The three main sustainable options for environmentally responsible packaging are recyclable, biodegradable and post-consumer recycled. Recyclable can be reprocessed into new products after they have been used, biodegradable packaging has an ability to break down naturally into non-toxic component substances and the post-consumer recycled (PCR) is a collected, cleaned, reprocessed and remade material that consumers have already used and discarded. A local recycling facility collects these used materials, such as aluminium, paper, plastic and cardboard, separates them by type and sells them to companies that seek to reprocess it into a new product.
The biggest impact of using PCR materials on packaging is reducing your factory’s carbon footprint. For example, on the last ADF Digital Days, Dr. Martin Hartmann, Head of Corporate Quality Management of Nussbaum, explained that it takes 6.7g of CO2 to produce 1g of primary aluminium and it takes only 0.22g of CO2 to produce 1g of 100% PCR aluminium. And any adjustment that you make on the PCR percentage, between 0% to 100%, means a significant improvement on your carbon footprint.
Why is aluminium one of the best PCR packaging?
Because aluminium is one of the elements that has an infinite recyclability without compromising the quality of the material and, therefore, is one of the most sustainable materials. The overall recycling rate for aluminium in Europe had a record of 76,1% in 2018. Can manufacturers and their aluminium suppliers are pleased with the new result and believe that this rate can be further improved. Virgin plastic and recycled plastic rarely perform the exact same way and paper and paperboards usually lose strength due to shortened fibers during the recycling process.
And how does your factory become greener?
#1 Take one step at a time
According to the Design for Recycled Content Guide, not all journeys to incorporate recycled content into packaging are the same, so you need to build your own strategy. How about start taking in consideration some factors like understanding your current state of using recycled content to then set goals to use them? After establishing the goals, you can engage your supply chain partners to see what is possible and work to make recycled content part of your culture. Experimentation should be used to determine the level that you should start and then you can use a stair-stepping approach to increase your production.
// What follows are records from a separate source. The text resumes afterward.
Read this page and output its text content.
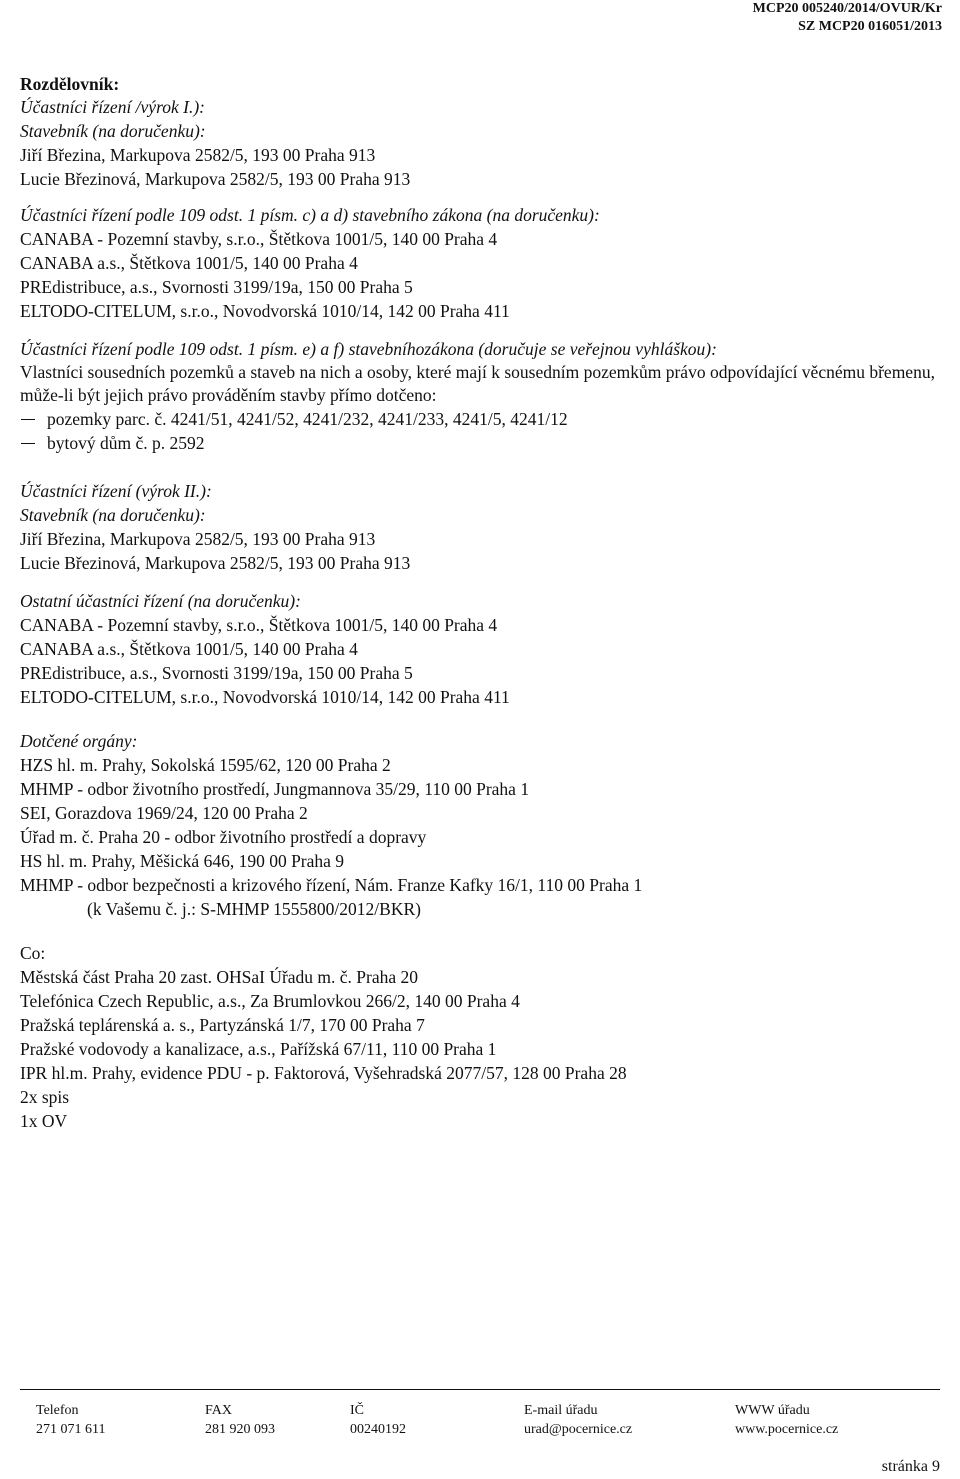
MCP20 005240/2014/OVUR/Kr
SZ MCP20 016051/2013
Rozdělovník:
Účastníci řízení /výrok I.):
Stavebník (na doručenku):
Jiří Březina, Markupova 2582/5, 193 00 Praha 913
Lucie Březinová, Markupova 2582/5, 193 00 Praha 913
Účastníci řízení podle 109 odst. 1 písm. c) a d) stavebního zákona (na doručenku):
CANABA - Pozemní stavby, s.r.o., Štětkova 1001/5, 140 00 Praha 4
CANABA a.s., Štětkova 1001/5, 140 00 Praha 4
PREdistribuce, a.s., Svornosti 3199/19a, 150 00 Praha 5
ELTODO-CITELUM, s.r.o., Novodvorská 1010/14, 142 00 Praha 411
Účastníci řízení podle 109 odst. 1 písm. e) a f) stavebníhozákona (doručuje se veřejnou vyhláškou):
Vlastníci sousedních pozemků a staveb na nich a osoby, které mají k sousedním pozemkům právo odpovídající věcnému břemenu, může-li být jejich právo prováděním stavby přímo dotčeno:
pozemky parc. č. 4241/51, 4241/52, 4241/232, 4241/233, 4241/5, 4241/12
bytový dům č. p. 2592
Účastníci řízení (výrok II.):
Stavebník (na doručenku):
Jiří Březina, Markupova 2582/5, 193 00 Praha 913
Lucie Březinová, Markupova 2582/5, 193 00 Praha 913
Ostatní účastníci řízení (na doručenku):
CANABA - Pozemní stavby, s.r.o., Štětkova 1001/5, 140 00 Praha 4
CANABA a.s., Štětkova 1001/5, 140 00 Praha 4
PREdistribuce, a.s., Svornosti 3199/19a, 150 00 Praha 5
ELTODO-CITELUM, s.r.o., Novodvorská 1010/14, 142 00 Praha 411
Dotčené orgány:
HZS hl. m. Prahy, Sokolská 1595/62, 120 00 Praha 2
MHMP - odbor životního prostředí, Jungmannova 35/29, 110 00 Praha 1
SEI, Gorazdova 1969/24, 120 00 Praha 2
Úřad m. č. Praha 20 - odbor životního prostředí a dopravy
HS hl. m. Prahy, Měšická 646, 190 00 Praha 9
MHMP - odbor bezpečnosti a krizového řízení, Nám. Franze Kafky 16/1, 110 00 Praha 1
(k Vašemu č. j.: S-MHMP 1555800/2012/BKR)
Co:
Městská část Praha 20 zast. OHSaI Úřadu m. č. Praha 20
Telefónica Czech Republic, a.s., Za Brumlovkou 266/2, 140 00 Praha 4
Pražská teplárenská a. s., Partyzánská 1/7, 170 00 Praha 7
Pražské vodovody a kanalizace, a.s., Pařížská 67/11, 110 00 Praha 1
IPR hl.m. Prahy, evidence PDU - p. Faktorová, Vyšehradská 2077/57, 128 00 Praha 28
2x spis
1x OV
Telefon
271 071 611
FAX
281 920 093
IČ
00240192
E-mail úřadu
urad@pocernice.cz
WWW úřadu
www.pocernice.cz
stránka 9
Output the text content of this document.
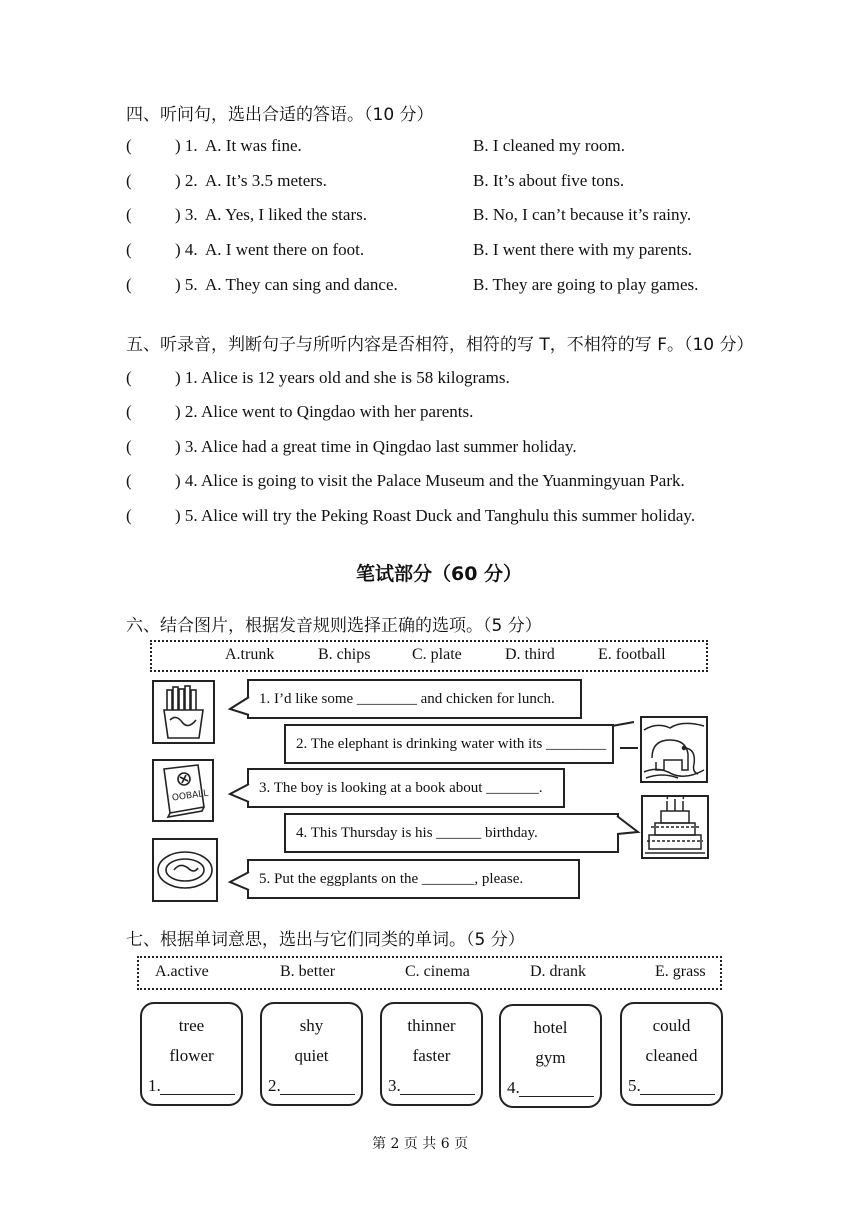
四、听问句，选出合适的答语。（10 分）
(	) 1. A. It was fine.	B. I cleaned my room.
(	) 2. A. It’s 3.5 meters.	B. It’s about five tons.
(	) 3. A. Yes, I liked the stars.	B. No, I can’t because it’s rainy.
(	) 4. A. I went there on foot.	B. I went there with my parents.
(	) 5. A. They can sing and dance.	B. They are going to play games.
五、听录音，判断句子与所听内容是否相符，相符的写 T，不相符的写 F。（10 分）
(	) 1. Alice is 12 years old and she is 58 kilograms.
(	) 2. Alice went to Qingdao with her parents.
(	) 3. Alice had a great time in Qingdao last summer holiday.
(	) 4. Alice is going to visit the Palace Museum and the Yuanmingyuan Park.
(	) 5. Alice will try the Peking Roast Duck and Tanghulu this summer holiday.
笔试部分（60 分）
六、结合图片，根据发音规则选择正确的选项。（5 分）
A.trunk	B. chips	C. plate	D. third	E. football
1. I’d like some ________ and chicken for lunch.
2. The elephant is drinking water with its ________
OOBALL
3. The boy is looking at a book about _______.
4. This Thursday is his ______ birthday.
5. Put the eggplants on the _______, please.
七、根据单词意思，选出与它们同类的单词。（5 分）
A.active	B. better	C. cinema	D. drank	E. grass
tree
flower
1.
shy
quiet
2.
thinner
faster
3.
hotel
gym
4.
could
cleaned
5.
第 2 页 共 6 页
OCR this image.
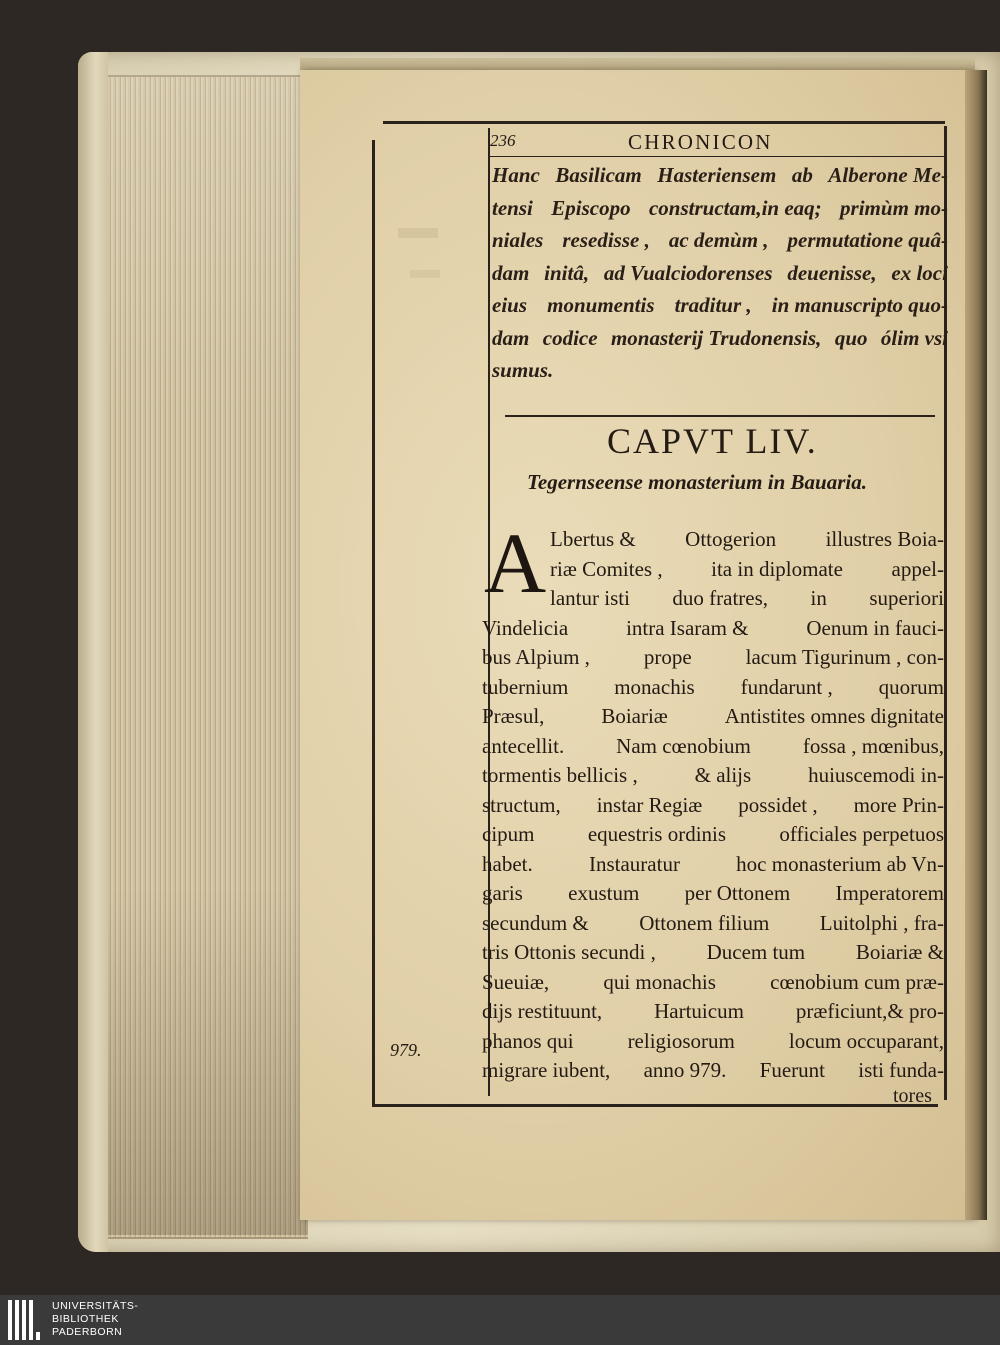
236	CHRONICON
Hanc Basilicam Hasteriensem ab Alberone Me-
tensi Episcopo constructam,in eaq; primùm mo-
niales resedisse , ac demùm , permutatione quâ-
dam initâ, ad Vualciodorenses deuenisse, ex loci
eius monumentis traditur , in manuscripto quo-
dam codice monasterij Trudonensis, quo ólim vsi
sumus.
CAPVT LIV.
Tegernseense monasterium in Bauaria.
A Lbertus & Ottogerion illustres Boia-
riæ Comites , ita in diplomate appel-
lantur isti duo fratres, in superiori
Vindelicia	intra Isaram &	Oenum in fauci-
bus Alpium ,	prope	lacum Tigurinum , con-
tubernium monachis fundarunt , quorum
Præsul,	Boiariæ	Antistites omnes dignitate
antecellit. Nam cœnobium fossa , mœnibus,
tormentis bellicis ,	& alijs	huiuscemodi in-
structum, instar Regiæ possidet , more Prin-
cipum	equestris ordinis	officiales perpetuos
habet.	Instauratur	hoc monasterium ab Vn-
garis exustum per Ottonem Imperatorem
secundum & Ottonem filium Luitolphi , fra-
tris Ottonis secundi , Ducem tum Boiariæ &
Sueuiæ,	qui monachis	cœnobium cum præ-
dijs restituunt, Hartuicum præficiunt,& pro-
phanos qui	religiosorum	locum occuparant,
migrare iubent, anno 979. Fuerunt isti funda-
979.
tores
UNIVERSITÄTS-
BIBLIOTHEK
PADERBORN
#2 Use your leaders as an inspiration for others in your company
A project that you want to succeed is more likely to be successful when leadership is supportive and all the teams are aligned around this objective. You should set a strategy that involves leaders from different areas like procurement, sales and marketing, for example, and not only the shop floor.
#3 Set recycled content goals
Companies are unlikely to produce recycled content when they do not have corporate goals as a background. You should set the path to establish a recycling culture by adding it as a key result for your company.
#4 Look for other supply chain partners
If you are starting a new strategy in your company, you can try searching for new suppliers. Sometimes partners that are used to an old strategy can be reluctant to change and you can find new suppliers that are already mature to recycling to help you on your process.
#5 Use AI and Digital Tools to help you
Having an AI tool that is ready to capture data and transform it into useful information, increases the transparency across sectors inside the factory and, consequently, the agility in decision making. When we think about tackling our sustainable practices inside an organization, before we need to know where we are failing or, at least, not doing enough. If we put this perspective into a manufacturing plant, this can come up as: energy consumption, capacity of machines and scrap rates, for example.